Structural preparedeness for interdisciplinarity

If societal challenges are to be addressed systemically, they ought to meaningfully involve societal partners and critical social sciences. We call for careful assembling of interdisciplinary work. While large interdisciplinary consortia may involve a diverse range of stakeholders, they do not necessarily disrupt the power dynamics of knowledge creation by design. This could be achieved by precise steering of research, which invites different voices and opens up research spaces to those usually excluded from them. In doing so, researchers and funders should pay attention to the power arrangements situated within such collaborations: who sets the agenda? Who defines the key terms? Who can afford to critique? We offer some practical steps how to act on these questions in Box 1.
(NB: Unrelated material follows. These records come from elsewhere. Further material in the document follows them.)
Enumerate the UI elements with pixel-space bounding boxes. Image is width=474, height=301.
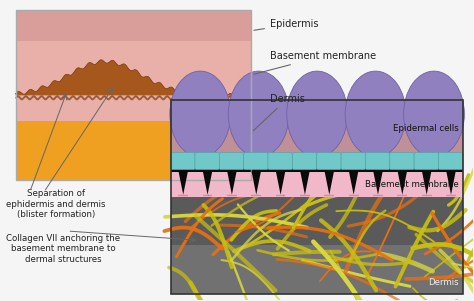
Text: Basement membrane: Basement membrane <box>254 51 376 74</box>
Polygon shape <box>227 170 237 195</box>
Text: Dermis: Dermis <box>253 94 305 131</box>
Bar <box>16 10 251 180</box>
Polygon shape <box>276 170 285 195</box>
Polygon shape <box>16 60 251 97</box>
Polygon shape <box>324 170 334 195</box>
Bar <box>171 197 463 294</box>
Text: Epidermal cells: Epidermal cells <box>393 124 458 133</box>
Bar <box>171 100 463 294</box>
FancyBboxPatch shape <box>268 153 292 169</box>
FancyBboxPatch shape <box>292 153 317 169</box>
FancyBboxPatch shape <box>365 153 390 169</box>
Text: Dermis: Dermis <box>428 278 458 287</box>
Polygon shape <box>422 170 431 195</box>
FancyBboxPatch shape <box>438 153 463 169</box>
FancyBboxPatch shape <box>171 153 195 169</box>
Ellipse shape <box>345 71 406 157</box>
Bar <box>16 10 251 41</box>
Polygon shape <box>178 170 188 195</box>
Ellipse shape <box>287 71 347 157</box>
FancyBboxPatch shape <box>244 153 268 169</box>
Bar <box>171 172 463 197</box>
Polygon shape <box>203 170 212 195</box>
Bar <box>171 100 463 172</box>
Polygon shape <box>446 170 456 195</box>
Ellipse shape <box>228 71 289 157</box>
Text: Epidermis: Epidermis <box>254 19 319 30</box>
Bar <box>16 10 251 121</box>
Polygon shape <box>373 170 383 195</box>
Bar <box>16 92 251 180</box>
Polygon shape <box>349 170 358 195</box>
Text: Separation of
ephidermis and dermis
(blister formation): Separation of ephidermis and dermis (bli… <box>6 189 106 219</box>
FancyBboxPatch shape <box>195 153 219 169</box>
FancyBboxPatch shape <box>219 153 244 169</box>
Bar <box>171 161 463 172</box>
Text: Collagen VII anchoring the
basement membrane to
dermal structures: Collagen VII anchoring the basement memb… <box>6 234 120 264</box>
Bar <box>171 245 463 294</box>
FancyBboxPatch shape <box>390 153 414 169</box>
FancyBboxPatch shape <box>317 153 341 169</box>
Polygon shape <box>398 170 407 195</box>
Polygon shape <box>300 170 310 195</box>
Text: Basement membrane: Basement membrane <box>365 180 458 189</box>
Polygon shape <box>251 170 261 195</box>
FancyBboxPatch shape <box>341 153 365 169</box>
Ellipse shape <box>170 71 231 157</box>
Ellipse shape <box>403 71 465 157</box>
FancyBboxPatch shape <box>414 153 438 169</box>
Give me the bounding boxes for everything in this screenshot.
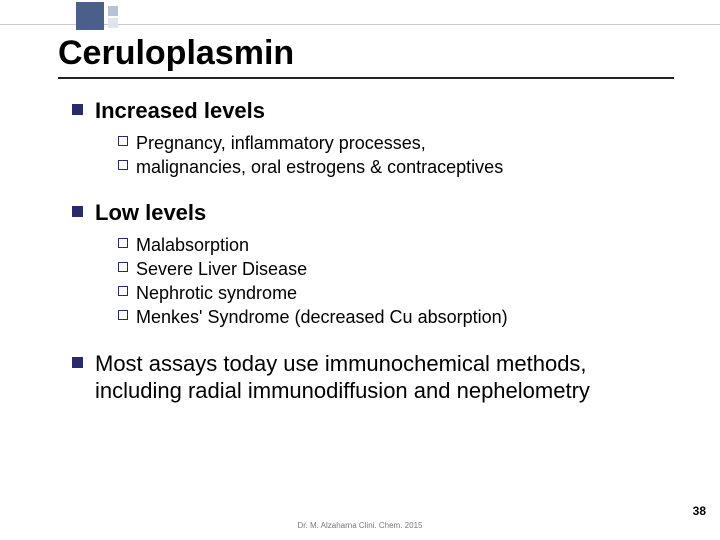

Although knowing disciplinary representation is informative for mapping the scope of BRL’s cognitive efforts, we have shown how interdisciplinarity can be understood as more than simply the synthesis of two or more disciplines. In practice, the performance and rationales of interdisciplinary work here are revealing. As are the infrastructures (i.e., test beds, living labs) that are being built. We showed several rationales that motivate the work of roboticists.

  • Bioenergy centre: experimentation, tackling poverty

  • Assistive living robotics: accountability, innovation, market creation, dealing with crisis;

  • Connected autonomous vehicles: testing innovation, market growth.

These logics and infrastructures are important as they demonstrate how BRL engages with the “real-world needs” such as government agenda, funders’ criteria, collaborators’ expectations. Ultimately, the logics of interdisciplinarity shape the nature of funding (i.e., the EU, UKRI, commercial), as well as the disciplines involved. Often the “choice” of research motivations is mediated by the funding criteria. In other words, BRL’s interdisciplinary activities shapeshift to fit perceptions of the world, which are co-constructed and negotiated between the researchers and funders (Weingart, 2000).

Finally, we investigated capabilities developed to mobilise interdisciplinary collaborations and enable “structural preparedness for interdisciplinarity” (Engwall, 2018). We have shown that BRL has developed capabilities to: (a) align the needs of funders with the lab’s own narratives; (b) build a diverse network of regional stakeholders. However, we found ambivalent capabilities to steer innovation and challenge assumptions underlying key narratives around technological progress. In case of projects with a significant influence of industrial partners, we found that BRL researchers could accelerate or decelerate innovation, rather than open it up to critical questions. We recommend that BRL researchers and funders stay reflective of the power relations present in the academic-industry collaborations and ethical concerns arising from the positionality of project stakeholders (Box 1).

Conclusions

In this article, we sought to understand how interdisciplinary research at BRL is positioned to address grand challenges. While the researchers used a number of strategic motivations to gain funding and build collaborations, they also demonstrated a willingness to engage with interdisciplinary robotics at the ontological level. In its early days, roboticists were asking themselves: “how should we even try to do robotics, regardless of the application?”. And so, through iterations of experiments and prototypes, we can see emerging innovation practices that are often co-creating robots, making choices together and doing politics with a wider range of societal actors

Our paper presents a practical intervention into the politics of interdisciplinarity at BRL. Based on the rich and diverse empirical data, we highlighted the current capabilities and recommended further opportunities to create better robots. After all, robotics research reflects the values and possibilities of society itself. Importantly, how that society is represented, is not given, but a result of funders’, researchers’, practitioners’ and (to a lesser degree) end-users’ political choices and contingencies. In opening some trajectories of the future, while closing the others, these choices and contingencies are what robotics is made of.